Speaking of thoughts planted in my brain, it always amazes me how deeply a smell or a sensation can bury itself in the deep dark recesses of consciousness, and how smelling or feeling it again can dig up old memories that I didn’t even know were there. The other night, I was taking Trixie out to pee, and noticed how crisp the air smelled, and how much it smelled like winter. For half a second, scenes of being about five years old and running through the snow, drinking hot chocolate, skating, and waiting for Santa Claus flashed through my head in the fastest and most vivid movie ever imaginable. Then, the voice of reality came back. “That smell means winter. You don’t like winter! Have you forgotten that?” and the movie reel came to a grinding halt.

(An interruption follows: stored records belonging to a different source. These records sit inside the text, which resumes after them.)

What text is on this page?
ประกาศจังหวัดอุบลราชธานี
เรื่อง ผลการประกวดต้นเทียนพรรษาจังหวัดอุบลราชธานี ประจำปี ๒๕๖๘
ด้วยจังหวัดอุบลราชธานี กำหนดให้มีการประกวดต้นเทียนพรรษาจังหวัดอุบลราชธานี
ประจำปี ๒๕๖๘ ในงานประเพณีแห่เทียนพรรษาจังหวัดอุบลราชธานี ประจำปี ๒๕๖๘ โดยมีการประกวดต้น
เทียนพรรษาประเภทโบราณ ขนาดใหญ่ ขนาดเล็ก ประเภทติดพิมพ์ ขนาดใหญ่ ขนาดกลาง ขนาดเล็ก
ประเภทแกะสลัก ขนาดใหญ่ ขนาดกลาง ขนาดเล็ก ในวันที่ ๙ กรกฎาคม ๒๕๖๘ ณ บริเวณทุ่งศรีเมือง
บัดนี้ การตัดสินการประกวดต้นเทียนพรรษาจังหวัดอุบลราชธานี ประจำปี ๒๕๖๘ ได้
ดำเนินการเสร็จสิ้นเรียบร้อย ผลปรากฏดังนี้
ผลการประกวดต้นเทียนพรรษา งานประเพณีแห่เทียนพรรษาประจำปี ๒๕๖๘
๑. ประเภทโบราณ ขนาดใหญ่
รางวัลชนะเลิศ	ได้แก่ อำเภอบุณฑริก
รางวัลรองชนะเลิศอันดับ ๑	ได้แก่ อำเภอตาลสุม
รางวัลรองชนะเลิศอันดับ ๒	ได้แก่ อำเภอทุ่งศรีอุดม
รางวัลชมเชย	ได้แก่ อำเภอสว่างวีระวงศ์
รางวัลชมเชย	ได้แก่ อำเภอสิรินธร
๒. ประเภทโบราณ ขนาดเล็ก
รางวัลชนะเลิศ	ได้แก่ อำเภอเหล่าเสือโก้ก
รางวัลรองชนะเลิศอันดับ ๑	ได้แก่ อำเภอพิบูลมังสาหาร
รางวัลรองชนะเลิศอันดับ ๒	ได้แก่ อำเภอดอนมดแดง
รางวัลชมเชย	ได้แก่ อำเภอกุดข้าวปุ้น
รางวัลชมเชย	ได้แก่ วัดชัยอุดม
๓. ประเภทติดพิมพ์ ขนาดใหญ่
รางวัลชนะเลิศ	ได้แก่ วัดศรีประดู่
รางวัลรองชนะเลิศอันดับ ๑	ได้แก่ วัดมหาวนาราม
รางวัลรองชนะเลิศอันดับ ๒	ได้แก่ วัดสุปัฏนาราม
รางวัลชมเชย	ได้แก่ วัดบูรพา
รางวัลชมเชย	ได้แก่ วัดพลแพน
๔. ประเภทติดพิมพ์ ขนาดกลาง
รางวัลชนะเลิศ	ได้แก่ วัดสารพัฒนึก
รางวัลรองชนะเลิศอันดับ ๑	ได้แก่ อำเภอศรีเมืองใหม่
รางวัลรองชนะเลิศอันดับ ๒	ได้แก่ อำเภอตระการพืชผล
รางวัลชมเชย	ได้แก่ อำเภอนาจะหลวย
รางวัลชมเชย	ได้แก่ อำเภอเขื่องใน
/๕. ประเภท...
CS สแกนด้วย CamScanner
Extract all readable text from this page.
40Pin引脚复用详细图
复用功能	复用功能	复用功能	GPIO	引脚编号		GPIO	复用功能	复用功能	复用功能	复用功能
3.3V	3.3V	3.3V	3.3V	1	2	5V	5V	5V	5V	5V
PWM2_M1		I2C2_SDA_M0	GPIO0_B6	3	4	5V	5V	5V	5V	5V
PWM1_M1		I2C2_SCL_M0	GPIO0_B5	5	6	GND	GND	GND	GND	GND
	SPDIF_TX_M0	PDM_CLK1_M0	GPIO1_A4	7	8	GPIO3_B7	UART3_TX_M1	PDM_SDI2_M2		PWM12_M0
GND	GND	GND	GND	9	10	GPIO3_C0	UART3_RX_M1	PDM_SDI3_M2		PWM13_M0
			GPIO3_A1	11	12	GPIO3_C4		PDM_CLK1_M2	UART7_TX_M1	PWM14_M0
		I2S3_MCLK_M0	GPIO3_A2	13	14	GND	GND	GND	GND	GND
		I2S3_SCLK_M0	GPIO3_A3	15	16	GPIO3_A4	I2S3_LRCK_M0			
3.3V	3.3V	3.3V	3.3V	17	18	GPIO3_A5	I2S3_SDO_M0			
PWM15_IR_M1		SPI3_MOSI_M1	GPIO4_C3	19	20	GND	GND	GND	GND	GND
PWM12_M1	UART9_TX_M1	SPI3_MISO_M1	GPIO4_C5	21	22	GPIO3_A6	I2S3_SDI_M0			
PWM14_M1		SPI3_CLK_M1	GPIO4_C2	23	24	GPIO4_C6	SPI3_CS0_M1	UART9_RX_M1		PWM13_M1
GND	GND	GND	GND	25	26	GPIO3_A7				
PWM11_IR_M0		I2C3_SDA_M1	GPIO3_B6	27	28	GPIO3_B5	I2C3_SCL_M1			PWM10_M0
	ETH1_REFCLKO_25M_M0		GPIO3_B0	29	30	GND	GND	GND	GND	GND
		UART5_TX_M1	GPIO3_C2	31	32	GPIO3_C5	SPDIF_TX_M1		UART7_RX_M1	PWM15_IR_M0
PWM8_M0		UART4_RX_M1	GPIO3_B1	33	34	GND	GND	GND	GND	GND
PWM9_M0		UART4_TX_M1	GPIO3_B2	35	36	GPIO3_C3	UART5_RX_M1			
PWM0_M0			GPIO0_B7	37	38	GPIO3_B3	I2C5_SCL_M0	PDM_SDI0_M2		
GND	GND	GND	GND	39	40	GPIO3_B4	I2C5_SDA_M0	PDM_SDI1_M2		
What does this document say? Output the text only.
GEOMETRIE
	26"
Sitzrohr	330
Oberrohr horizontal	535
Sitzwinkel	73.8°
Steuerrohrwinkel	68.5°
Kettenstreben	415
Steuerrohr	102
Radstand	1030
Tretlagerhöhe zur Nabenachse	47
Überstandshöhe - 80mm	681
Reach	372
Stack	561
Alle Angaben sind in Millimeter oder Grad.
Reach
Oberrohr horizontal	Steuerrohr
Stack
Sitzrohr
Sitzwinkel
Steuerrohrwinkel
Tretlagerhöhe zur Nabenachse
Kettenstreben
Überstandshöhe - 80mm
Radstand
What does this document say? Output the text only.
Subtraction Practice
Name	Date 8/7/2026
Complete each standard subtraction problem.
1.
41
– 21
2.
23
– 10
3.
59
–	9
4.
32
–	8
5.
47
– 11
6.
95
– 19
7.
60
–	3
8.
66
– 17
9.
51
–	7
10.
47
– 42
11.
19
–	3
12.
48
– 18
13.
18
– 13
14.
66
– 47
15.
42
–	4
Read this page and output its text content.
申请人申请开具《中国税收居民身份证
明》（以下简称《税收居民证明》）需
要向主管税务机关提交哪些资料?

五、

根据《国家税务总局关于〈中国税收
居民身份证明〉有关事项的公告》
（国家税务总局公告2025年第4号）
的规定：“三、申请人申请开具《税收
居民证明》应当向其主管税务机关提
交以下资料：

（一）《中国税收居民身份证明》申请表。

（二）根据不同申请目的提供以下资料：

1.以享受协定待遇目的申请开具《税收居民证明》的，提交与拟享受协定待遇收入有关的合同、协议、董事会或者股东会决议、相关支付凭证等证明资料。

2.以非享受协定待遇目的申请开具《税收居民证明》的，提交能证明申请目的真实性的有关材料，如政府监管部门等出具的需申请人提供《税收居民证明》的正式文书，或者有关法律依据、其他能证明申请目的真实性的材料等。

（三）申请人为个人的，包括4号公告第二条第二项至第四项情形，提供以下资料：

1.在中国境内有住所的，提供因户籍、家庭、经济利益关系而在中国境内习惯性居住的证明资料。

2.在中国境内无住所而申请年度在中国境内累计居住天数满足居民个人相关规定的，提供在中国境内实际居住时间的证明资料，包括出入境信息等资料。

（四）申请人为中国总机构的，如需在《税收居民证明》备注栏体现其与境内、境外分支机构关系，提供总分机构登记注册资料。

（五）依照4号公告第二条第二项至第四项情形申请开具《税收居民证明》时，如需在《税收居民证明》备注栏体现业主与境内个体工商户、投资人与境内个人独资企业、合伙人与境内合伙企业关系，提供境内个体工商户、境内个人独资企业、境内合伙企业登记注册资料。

I’ve noticed something weird that people do when I’m in a store with Trixie. We’ll stop in an aisle while someone’s helping us get something, and people will want to get by. But they will do one of two things. They’ll not say a word and hope to hell we move soon, and when someone else tells us we should move, thank them for letting them through. Hey! Here’s a novel idea for ya! Say Excuse me, or ask me to move over. That would make things infinitely faster for both of us, and make me feel less like some kind of vegetable. Or, they’ll make kissy noises at the dog, and then grumble when she doesn’t move. I have two problems with this one. First, don’t! call! my! dog! If you want *my* dog to move, then talk to *me*. She moves when I tell her too, not when some random person says stuff to her. Second, I don’t even get the logic of the kissy noises and gestures. Most dogs, when you make kissy noises and gestures at them, come to you. So she’d be walking straight into your path. I’m so confused.

Trixie did something else really goofy yesterday that I thought just had to go up here because it’s funny. I was in the grocery store, and my friend didn’t know where the chicken would be. So as ajoke, she said maybe Trixie would know. Sure enough, she stopped right at the chicken! What the?

Jen sent me a link to a wacky file, and just because it freaked me out, I thought I’d link to it, for as long as it lasts. So, put your headphones on and go get your virtual haircut today!

I think that’s about it. Who knows when this will make it up, we’re having weird internet problems. I can receive email, but I can’t send any, or go on msn, or browse the web…or maybe I can…no I can’t…yes I….nope, scrach that.

How Do You Write Up, The Sound Of Your Voice?

So we’re watching a Barenaked Ladies concert on TV right now. It’s been pretty good in case you were wondering, but that’s not the point.

After one of the commercial breaks, a message came on the screen that said “closed captioning for this program has been brought to you by…”. It got us both to thinking, so we thought we’d put the question to you, our all knowing public. Why are they closed captioning a concert, and what deaf person is watching it? Isn’t that kind of like us blind folk watching something on mute? I get that deaf people can watch and enjoy TV, but why would they take the time to watch a concert, where even though they can read the words, they still don’t have any idea why they’re so cool? Couldn’t you accomplish the same thing by looking up the lyrics on Google?

Sorry if we sound like assholes, but we’re both really curious. It’s one of those
braille on a bank machine
type things, one of those things that just makes no sense at all.